English verb alternations allow participating verbs to appear in a set of syntactically different constructions whose associated semantic frames are systematically related. We use ENCOW and VerbNet data to train classifiers to predict the instrument subject alternation and the causative-inchoative alternation, relying on count-based and vector-based features as well as perplexity-based language model features, which are intended to reflect each alternation's felicity by simulating it. Beyond the prediction task, we use the classifier results as a source for a manual annotation step in order to identify new, unseen instances of each alternation. This is possible because existing alternation datasets contain positive, but no negative instances and are not comprehensive. Over several sequences of classification-annotation steps, we iteratively extend our sets of alternating verbs. Our hybrid approach to the identification of new alternating verbs reduces the required annotation effort by only presenting annotators with the highest-scoring candidates from the previous classification. Due to the success of semi-supervised and unsupervised features, our approach can easily be transferred to further alternations.

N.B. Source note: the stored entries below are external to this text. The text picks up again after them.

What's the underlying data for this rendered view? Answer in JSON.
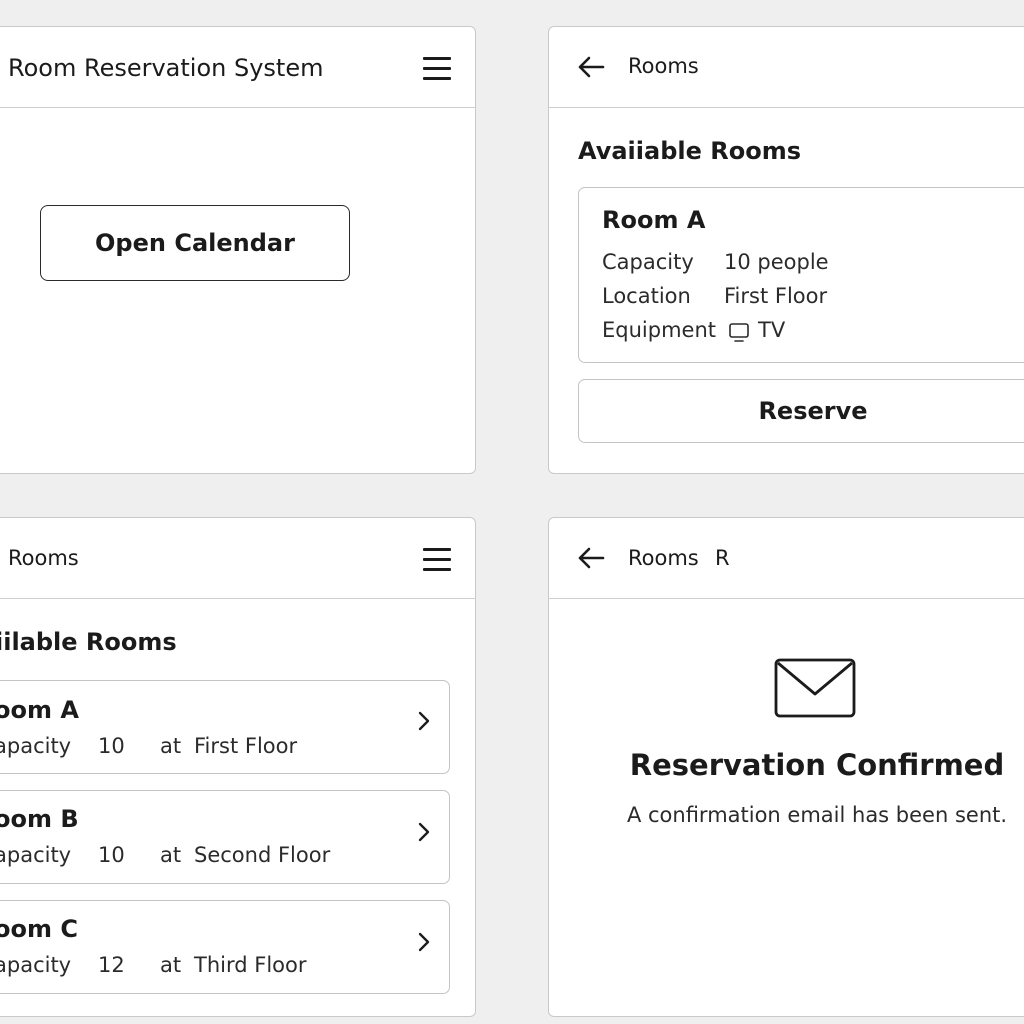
{
  "home": {
    "title": "Room Reservation System",
    "menu_icon": "hamburger-menu-icon",
    "open_calendar_label": "Open Calendar"
  },
  "detail": {
    "back_icon": "arrow-left-icon",
    "header_label": "Rooms",
    "section_title": "Avaiiable Rooms",
    "room": {
      "name": "Room A",
      "capacity_label": "Capacity",
      "capacity_value": "10 people",
      "location_label": "Location",
      "location_value": "First Floor",
      "equipment_label": "Equipment",
      "equipment_icon": "tv-icon",
      "equipment_value": "TV"
    },
    "reserve_label": "Reserve"
  },
  "list": {
    "header_label": "Rooms",
    "menu_icon": "hamburger-menu-icon",
    "section_title": "iilable Rooms",
    "rooms": [
      {
        "name": "oom A",
        "capacity_label": "apacity",
        "capacity": "10",
        "at": "at",
        "location": "First Floor"
      },
      {
        "name": "oom B",
        "capacity_label": "apacity",
        "capacity": "10",
        "at": "at",
        "location": "Second Floor"
      },
      {
        "name": "oom C",
        "capacity_label": "apacity",
        "capacity": "12",
        "at": "at",
        "location": "Third Floor"
      }
    ],
    "chevron_icon": "chevron-right-icon"
  },
  "confirm": {
    "back_icon": "arrow-left-icon",
    "header_label": "Rooms",
    "header_extra": "R",
    "mail_icon": "envelope-icon",
    "title": "Reservation Confirmed",
    "message": "A confirmation email has been sent."
  },
  "colors": {
    "background": "#efefef",
    "panel": "#ffffff",
    "border": "#c9c9c9",
    "text": "#1b1b1b"
  }
}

We use count-based, vector-based and perplexity-based features. Count-based features are directly derived from frequency observations in the relevant corpora. Vector-based features are based on 300-dimensional Google News vectors, created with word2vec, available here: https://code.google.com/archive/p/word2vec/ Perplexity-based features are based on perplexity scores determined for original sentences and generated alternate sentences, scored with the system available here: https://github.com/kimiyoung/transformer-xl
The experiments conducted here are based on a subset of sentences from the ENCOW16AX corpus. Included in this repository are only sentence IDs; go to https://corporafromtheweb.org/encow16/ to learn how to access ENCOW and extract the relevant sentences, based on their IDs.

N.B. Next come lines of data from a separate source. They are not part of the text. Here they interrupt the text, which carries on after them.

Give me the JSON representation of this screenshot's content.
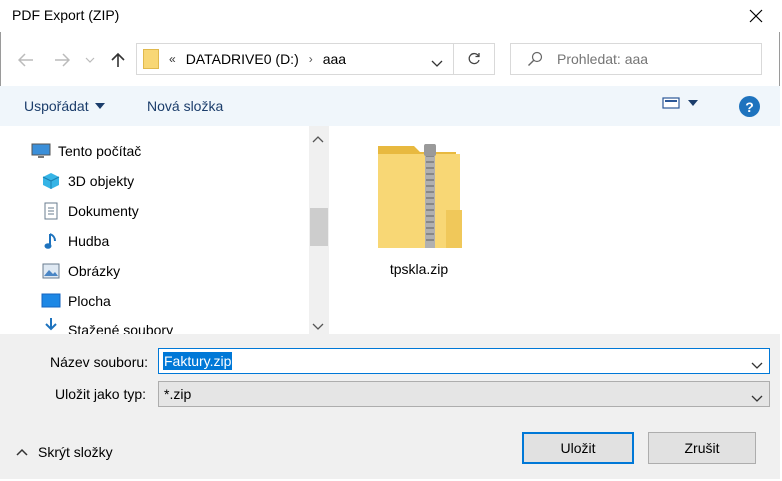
{
  "window": {
    "title": "PDF Export (ZIP)"
  },
  "address": {
    "overflow": "«",
    "path": [
      "DATADRIVE0 (D:)",
      "aaa"
    ]
  },
  "search": {
    "placeholder": "Prohledat: aaa"
  },
  "toolbar": {
    "organize": "Uspořádat",
    "new_folder": "Nová složka"
  },
  "nav": {
    "items": [
      {
        "label": "Tento počítač",
        "icon": "computer-icon"
      },
      {
        "label": "3D objekty",
        "icon": "cube-icon"
      },
      {
        "label": "Dokumenty",
        "icon": "document-icon"
      },
      {
        "label": "Hudba",
        "icon": "music-icon"
      },
      {
        "label": "Obrázky",
        "icon": "pictures-icon"
      },
      {
        "label": "Plocha",
        "icon": "desktop-icon"
      },
      {
        "label": "Stažené soubory",
        "icon": "download-icon"
      }
    ]
  },
  "files": [
    {
      "name": "tpskla.zip",
      "icon": "zip-folder-icon"
    }
  ],
  "form": {
    "filename_label": "Název souboru:",
    "filename_value": "Faktury.zip",
    "type_label": "Uložit jako typ:",
    "type_value": "*.zip"
  },
  "footer": {
    "hide_folders": "Skrýt složky",
    "save": "Uložit",
    "cancel": "Zrušit"
  },
  "colors": {
    "accent": "#0078d7",
    "toolbar_bg": "#f0f6fb",
    "footer_bg": "#f0f0f0",
    "help": "#1e73be"
  }
}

Contains our corpus and verb set data for the causative-inchoative alternation. cia_ids.json is a json file containing all ENCOW sentence IDs we used for this task, separated into "intransitive" and "transitive".
The text files contain
- the positive verbs sourced from VerbNet that were attested in each corpus version (full/reduced),
- and the negative sets we generated based on corpus statistics, such that each positive verb is complemented with a negative verb of the same frequency (summed over all subcorpora for the task).

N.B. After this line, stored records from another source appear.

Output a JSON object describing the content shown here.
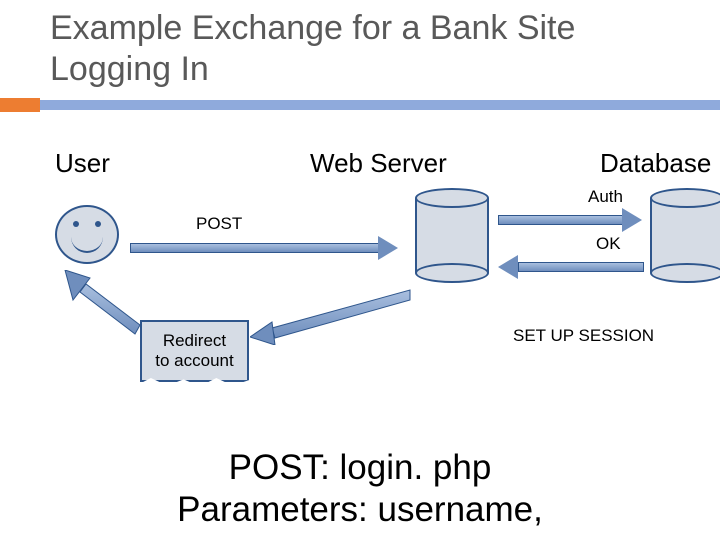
{
  "title": {
    "line1": "Example Exchange for a Bank Site",
    "line2": "Logging In"
  },
  "columns": {
    "user": "User",
    "webserver": "Web Server",
    "database": "Database"
  },
  "arrows": {
    "post": "POST",
    "auth": "Auth",
    "ok": "OK"
  },
  "boxes": {
    "redirect_line1": "Redirect",
    "redirect_line2": "to account",
    "session": "SET UP SESSION"
  },
  "footer": {
    "line1": "POST: login. php",
    "line2": "Parameters: username,"
  }
}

Contains our corpus and verb set data for the instrument subject alternation. isa_ids.json is a json file containing all ENCOW sentence IDs we used for this task, separated into "with", "using" and "subject".
The text files contain
- the positive verbs sourced from VerbNet that were attested in each corpus version (full/reduced),
- and the negative sets we generated based on corpus statistics, such that each positive verb is complemented with a negative verb of the same frequency (summed over all subcorpora for the task).